Piezoelectric printing opens new fields for sensors and energy harvesting
Australian team devise method for large-scale two-dimensional surface deposition of piezoelectric material, allowing direct integration onto microprocessors
Piezoelectric materials, which generate a voltage in response to mechanical deformation, are finding increasing numbers of applications in devices like accelerometers and energy harvesting from movement. However, until now it has not been possible to manufacture such materials in large sheets, which mean that they could be integrated directly onto silicon chips. Instead, separate components have to be embedded onto silicon substrates, increasing their manufacturing cost and limiting their more widespread usage.
Researchers from the Future Low Energy Technologies centre of excellence (FLEET) at the Royal Melbourne Institute of Technology have now developed a low-cost method to produce two-dimensional sheets of gallium phosphate, a quartz-like material used in piezoelectric pressure sensors since the 1980s. Particularly useful in the high-temperature applications, it has not previously been used as a two-dimensional material because it does not naturally crystallise in a layered structure.

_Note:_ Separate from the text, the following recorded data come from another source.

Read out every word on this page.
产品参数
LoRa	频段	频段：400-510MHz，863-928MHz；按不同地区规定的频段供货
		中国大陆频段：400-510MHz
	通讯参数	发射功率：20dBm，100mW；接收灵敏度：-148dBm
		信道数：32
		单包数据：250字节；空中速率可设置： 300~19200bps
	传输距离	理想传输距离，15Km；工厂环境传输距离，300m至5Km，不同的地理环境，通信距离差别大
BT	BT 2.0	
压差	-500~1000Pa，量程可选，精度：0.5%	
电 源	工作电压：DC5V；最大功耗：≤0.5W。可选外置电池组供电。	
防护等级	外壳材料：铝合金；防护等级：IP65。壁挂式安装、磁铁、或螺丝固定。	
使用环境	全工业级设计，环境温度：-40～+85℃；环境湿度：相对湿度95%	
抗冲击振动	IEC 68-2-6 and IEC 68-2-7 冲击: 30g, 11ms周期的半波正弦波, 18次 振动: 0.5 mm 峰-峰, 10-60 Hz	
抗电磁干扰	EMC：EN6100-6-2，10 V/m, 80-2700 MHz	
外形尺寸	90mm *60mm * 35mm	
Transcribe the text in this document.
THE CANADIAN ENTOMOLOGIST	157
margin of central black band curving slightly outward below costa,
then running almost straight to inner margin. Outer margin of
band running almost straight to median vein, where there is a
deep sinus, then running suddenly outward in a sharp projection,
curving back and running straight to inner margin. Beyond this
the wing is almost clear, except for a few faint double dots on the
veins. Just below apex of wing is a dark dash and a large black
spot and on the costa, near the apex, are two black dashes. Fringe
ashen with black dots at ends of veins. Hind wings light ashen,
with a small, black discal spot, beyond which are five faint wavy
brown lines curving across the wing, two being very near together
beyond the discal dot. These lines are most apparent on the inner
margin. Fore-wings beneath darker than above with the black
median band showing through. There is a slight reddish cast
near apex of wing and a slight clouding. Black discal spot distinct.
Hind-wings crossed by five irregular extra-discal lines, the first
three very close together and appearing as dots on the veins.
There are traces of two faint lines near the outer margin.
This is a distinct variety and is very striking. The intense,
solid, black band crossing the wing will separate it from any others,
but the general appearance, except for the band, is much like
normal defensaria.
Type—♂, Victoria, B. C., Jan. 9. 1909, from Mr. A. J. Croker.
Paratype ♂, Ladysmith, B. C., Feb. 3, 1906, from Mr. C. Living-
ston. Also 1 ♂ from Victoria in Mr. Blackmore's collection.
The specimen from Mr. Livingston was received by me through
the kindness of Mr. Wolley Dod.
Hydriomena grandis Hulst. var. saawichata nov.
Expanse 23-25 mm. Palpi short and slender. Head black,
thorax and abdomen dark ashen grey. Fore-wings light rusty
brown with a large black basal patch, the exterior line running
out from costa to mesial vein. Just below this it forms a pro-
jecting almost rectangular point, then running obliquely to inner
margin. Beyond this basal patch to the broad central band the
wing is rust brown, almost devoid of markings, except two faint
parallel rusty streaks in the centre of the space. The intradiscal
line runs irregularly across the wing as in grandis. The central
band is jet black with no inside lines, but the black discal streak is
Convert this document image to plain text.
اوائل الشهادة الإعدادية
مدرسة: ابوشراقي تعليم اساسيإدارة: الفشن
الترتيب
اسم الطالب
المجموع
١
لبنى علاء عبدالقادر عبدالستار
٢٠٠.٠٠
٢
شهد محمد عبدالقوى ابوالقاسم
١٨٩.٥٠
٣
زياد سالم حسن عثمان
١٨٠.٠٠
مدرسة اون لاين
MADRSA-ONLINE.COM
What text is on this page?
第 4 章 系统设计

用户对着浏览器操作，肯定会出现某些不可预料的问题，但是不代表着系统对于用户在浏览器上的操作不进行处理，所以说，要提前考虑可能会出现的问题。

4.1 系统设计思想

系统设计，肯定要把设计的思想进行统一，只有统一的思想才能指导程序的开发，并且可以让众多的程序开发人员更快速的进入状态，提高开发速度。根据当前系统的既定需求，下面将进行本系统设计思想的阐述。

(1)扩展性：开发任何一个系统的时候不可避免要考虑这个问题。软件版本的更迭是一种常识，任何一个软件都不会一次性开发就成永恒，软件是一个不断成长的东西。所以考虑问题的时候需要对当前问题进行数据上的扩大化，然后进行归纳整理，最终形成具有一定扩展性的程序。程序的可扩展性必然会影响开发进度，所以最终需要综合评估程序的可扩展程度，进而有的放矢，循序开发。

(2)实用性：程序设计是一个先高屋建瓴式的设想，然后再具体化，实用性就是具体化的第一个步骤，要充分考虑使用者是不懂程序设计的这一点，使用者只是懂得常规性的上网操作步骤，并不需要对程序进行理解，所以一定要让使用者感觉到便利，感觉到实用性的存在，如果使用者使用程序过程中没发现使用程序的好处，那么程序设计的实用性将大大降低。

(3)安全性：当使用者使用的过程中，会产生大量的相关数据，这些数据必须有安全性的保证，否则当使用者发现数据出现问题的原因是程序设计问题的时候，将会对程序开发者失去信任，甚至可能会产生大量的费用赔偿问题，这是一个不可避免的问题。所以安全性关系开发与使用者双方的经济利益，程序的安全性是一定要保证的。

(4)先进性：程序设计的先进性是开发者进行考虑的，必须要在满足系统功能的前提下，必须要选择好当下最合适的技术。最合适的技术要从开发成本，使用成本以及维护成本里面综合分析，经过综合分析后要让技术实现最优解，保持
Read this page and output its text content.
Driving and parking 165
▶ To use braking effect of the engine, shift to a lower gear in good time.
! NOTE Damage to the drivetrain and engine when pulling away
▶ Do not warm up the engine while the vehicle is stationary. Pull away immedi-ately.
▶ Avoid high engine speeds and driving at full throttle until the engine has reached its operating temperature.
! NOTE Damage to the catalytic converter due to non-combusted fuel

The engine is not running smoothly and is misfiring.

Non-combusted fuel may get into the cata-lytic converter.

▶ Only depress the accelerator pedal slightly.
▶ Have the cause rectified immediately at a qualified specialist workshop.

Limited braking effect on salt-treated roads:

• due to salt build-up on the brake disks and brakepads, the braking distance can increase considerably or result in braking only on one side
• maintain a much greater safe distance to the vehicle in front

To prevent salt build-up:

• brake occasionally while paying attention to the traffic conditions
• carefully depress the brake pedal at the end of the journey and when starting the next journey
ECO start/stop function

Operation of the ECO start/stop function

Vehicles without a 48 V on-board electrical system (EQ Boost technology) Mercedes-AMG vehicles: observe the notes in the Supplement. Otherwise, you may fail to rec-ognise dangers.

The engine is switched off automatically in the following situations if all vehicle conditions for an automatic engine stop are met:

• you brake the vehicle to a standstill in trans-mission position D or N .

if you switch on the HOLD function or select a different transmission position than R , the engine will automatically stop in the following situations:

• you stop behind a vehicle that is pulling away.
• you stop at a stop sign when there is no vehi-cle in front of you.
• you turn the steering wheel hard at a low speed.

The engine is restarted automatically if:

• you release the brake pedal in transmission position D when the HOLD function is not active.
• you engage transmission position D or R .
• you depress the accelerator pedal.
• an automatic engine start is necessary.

The FLEET team, led by Prof Kourosh Kalantar-zadeh, last year developed a technique for making two-dimensional materials based on dissolving metals in liquid metal, to create two-dimensional layers of oxides which did not previously exist as layered structures. They described this process in a paper in Science. "We adopted the liquid-metal material deposition technique we developed recently to create 2D films of GaPO4 through an easy, two-step process," said Prof Kalantar-zadeh.